What do we want of Toronto in 2033?

When Porter announced last May its intention to seek accommodation for Jets at the Toronto Island Airport it was on the understanding that it was a small change. What has emerged in the 10 months since that fated announcement has shown just how far Toronto has lost control over one of the most valuable chunks of infrastructural real-estate in the city.

The Raccoon of YTZ has pretty much sculpted the debate on the fate of the Islands into a contest between those for and those against jets. Those who seek convenience and those who simply don’t want progress. However, this actually skirts the issue. The real concern is what happens if City Hall agrees to allow jets and agrees to extend the current tripartite agreement beyond 2033? I want to propose a debate of much wider scope: what does this city want? Can we imagine something better for the site of YTZ that goes beyond a private venture on public land? I want us to ask ourselves seriously and without reservations: what do we want beyond 2033?

Do we want to continue shuttling people down Bathurst Street for the sake of flying them off somewhere else or do we want to make the bottom of Bathurst a destination in its own right?

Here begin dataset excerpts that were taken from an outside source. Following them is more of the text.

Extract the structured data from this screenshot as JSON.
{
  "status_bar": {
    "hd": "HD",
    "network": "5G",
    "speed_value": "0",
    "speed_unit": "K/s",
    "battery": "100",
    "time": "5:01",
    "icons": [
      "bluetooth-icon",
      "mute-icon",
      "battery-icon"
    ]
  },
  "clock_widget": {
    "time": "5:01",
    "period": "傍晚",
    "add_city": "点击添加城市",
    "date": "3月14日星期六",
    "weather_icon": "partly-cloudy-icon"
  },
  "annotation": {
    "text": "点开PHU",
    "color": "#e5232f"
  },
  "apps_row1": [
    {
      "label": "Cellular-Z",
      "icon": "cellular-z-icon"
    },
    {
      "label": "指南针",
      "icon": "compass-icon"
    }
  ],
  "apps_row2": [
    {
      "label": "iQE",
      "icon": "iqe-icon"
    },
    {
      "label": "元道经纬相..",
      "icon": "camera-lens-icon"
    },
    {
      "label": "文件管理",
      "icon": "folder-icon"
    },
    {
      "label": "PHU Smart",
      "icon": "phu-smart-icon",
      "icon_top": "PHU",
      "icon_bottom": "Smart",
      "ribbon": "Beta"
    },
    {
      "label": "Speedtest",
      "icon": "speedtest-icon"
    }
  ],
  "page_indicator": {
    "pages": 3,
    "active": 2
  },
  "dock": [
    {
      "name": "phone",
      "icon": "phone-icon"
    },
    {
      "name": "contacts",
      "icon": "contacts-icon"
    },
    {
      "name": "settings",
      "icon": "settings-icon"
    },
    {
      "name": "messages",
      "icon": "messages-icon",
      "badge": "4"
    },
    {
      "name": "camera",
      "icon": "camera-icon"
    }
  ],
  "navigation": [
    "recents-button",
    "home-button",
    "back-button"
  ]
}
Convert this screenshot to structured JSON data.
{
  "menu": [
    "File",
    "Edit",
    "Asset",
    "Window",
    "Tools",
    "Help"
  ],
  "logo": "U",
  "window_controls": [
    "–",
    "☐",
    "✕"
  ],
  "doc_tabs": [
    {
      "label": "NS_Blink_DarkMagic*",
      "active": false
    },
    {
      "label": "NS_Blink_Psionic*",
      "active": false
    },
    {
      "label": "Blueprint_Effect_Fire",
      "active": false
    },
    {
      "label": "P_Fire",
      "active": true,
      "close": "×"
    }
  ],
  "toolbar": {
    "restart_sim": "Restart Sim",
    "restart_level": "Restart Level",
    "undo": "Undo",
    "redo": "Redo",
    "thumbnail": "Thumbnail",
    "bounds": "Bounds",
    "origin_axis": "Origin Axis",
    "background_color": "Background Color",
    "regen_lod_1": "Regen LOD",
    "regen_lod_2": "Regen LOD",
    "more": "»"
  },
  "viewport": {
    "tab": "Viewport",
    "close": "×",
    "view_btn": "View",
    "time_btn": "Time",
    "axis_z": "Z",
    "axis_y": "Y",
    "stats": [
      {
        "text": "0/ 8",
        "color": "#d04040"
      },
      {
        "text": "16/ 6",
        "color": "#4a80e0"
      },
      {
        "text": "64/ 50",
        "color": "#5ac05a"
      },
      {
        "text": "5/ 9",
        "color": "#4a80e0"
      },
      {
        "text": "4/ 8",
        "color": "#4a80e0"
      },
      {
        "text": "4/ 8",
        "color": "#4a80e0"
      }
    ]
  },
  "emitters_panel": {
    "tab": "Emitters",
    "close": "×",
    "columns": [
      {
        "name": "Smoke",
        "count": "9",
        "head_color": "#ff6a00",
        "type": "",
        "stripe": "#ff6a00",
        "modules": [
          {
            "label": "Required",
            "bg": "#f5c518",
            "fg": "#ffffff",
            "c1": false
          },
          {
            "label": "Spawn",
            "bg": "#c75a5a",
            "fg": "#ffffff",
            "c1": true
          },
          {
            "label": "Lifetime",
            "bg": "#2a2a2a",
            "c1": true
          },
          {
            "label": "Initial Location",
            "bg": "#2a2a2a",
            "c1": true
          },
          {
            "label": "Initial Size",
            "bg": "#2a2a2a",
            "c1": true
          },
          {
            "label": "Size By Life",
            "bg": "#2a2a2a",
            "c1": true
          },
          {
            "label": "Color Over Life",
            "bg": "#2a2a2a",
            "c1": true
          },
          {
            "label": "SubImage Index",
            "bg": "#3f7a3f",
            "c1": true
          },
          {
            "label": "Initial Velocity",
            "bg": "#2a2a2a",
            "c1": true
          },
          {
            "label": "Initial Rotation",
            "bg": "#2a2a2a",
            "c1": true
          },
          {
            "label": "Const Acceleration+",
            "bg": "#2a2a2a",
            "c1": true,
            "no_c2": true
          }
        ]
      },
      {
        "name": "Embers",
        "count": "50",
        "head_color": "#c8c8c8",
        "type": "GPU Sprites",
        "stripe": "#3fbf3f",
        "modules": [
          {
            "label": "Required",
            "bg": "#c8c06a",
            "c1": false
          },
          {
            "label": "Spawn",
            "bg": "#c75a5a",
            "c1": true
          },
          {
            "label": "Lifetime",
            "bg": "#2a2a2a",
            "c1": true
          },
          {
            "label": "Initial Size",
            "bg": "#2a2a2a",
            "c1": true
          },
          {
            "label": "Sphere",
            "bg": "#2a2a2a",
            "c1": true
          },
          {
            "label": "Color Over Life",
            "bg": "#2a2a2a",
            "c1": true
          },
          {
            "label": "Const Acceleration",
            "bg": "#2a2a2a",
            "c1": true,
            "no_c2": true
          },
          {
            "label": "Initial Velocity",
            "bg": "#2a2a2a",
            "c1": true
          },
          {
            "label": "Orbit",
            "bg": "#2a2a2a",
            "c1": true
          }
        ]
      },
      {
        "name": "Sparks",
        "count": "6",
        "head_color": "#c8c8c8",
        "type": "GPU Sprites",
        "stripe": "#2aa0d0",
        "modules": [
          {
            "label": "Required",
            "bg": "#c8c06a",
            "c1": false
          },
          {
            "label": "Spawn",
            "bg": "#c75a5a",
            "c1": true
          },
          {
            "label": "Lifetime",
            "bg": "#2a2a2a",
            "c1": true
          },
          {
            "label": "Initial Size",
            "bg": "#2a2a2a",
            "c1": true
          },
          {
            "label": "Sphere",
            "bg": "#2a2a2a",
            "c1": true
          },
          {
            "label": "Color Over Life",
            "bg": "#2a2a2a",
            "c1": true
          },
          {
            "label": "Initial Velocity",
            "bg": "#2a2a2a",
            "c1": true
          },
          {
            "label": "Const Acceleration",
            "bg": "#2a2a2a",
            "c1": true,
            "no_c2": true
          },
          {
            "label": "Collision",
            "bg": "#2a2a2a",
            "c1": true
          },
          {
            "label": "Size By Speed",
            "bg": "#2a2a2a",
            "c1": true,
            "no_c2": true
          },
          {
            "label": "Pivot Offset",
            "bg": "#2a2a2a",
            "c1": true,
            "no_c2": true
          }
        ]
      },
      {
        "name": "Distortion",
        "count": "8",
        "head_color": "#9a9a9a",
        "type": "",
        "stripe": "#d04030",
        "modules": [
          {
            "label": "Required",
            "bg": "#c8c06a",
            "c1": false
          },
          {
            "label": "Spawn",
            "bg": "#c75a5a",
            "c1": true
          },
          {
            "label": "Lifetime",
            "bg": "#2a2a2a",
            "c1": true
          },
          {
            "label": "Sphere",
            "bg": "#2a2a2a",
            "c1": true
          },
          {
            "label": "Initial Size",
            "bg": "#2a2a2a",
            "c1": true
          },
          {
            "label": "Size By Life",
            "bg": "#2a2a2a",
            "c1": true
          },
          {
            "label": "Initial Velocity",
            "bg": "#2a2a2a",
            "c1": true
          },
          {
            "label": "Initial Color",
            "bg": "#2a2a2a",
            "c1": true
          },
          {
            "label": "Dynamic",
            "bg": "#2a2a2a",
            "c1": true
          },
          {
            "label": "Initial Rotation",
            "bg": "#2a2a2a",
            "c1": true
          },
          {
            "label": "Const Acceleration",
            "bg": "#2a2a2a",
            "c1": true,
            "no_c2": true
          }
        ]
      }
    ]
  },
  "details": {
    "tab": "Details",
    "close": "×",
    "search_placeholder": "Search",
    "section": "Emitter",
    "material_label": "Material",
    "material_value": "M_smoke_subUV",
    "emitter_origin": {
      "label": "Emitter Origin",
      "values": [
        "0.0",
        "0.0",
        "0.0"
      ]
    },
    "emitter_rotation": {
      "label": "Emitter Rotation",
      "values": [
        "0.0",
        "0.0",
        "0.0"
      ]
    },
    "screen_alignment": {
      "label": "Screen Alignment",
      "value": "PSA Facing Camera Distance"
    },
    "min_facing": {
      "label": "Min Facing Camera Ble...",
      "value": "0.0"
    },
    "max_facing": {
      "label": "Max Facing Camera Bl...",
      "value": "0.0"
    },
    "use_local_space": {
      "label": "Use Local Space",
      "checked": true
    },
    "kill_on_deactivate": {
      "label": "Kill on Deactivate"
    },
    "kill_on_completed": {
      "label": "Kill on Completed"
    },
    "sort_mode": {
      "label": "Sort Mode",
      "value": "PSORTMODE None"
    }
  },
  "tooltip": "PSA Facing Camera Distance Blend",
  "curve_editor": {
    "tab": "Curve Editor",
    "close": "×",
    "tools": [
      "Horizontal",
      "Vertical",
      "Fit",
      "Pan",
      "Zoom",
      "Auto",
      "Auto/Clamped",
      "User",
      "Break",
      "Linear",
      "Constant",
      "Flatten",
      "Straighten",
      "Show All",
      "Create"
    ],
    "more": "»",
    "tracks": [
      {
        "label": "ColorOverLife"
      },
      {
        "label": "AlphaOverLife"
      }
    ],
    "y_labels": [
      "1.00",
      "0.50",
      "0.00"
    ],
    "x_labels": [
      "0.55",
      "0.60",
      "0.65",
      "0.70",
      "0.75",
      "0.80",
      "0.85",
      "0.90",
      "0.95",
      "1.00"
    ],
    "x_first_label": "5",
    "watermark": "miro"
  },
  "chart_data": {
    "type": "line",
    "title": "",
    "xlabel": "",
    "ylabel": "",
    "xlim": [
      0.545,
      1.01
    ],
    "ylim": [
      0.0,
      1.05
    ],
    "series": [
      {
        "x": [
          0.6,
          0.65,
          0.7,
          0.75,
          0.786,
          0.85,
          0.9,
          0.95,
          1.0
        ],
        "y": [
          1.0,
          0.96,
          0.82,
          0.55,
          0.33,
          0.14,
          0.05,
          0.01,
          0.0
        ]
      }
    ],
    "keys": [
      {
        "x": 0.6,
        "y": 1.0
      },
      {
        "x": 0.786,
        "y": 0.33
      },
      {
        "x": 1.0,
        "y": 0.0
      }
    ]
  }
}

Do we want that vision shaped by the political friends of whoever is sitting in Ottawa? The TPA’s board of patrons will never operate in the name of the city regardless of who controls Parliament, because it is a set of appointed jobs for the party loyal. As far as the Toronto Port Authority is concerned there is nothing at stake in the future of the city as anything except a center for extracting rent.
Does 2033 look like a place we want to build and live in or a place we simply have foisted on us? The conversation began 10 months ago. It’s been dominated by a single deafening roar: Bobby and his Jets. It is time for the rest of us to actually talk this out.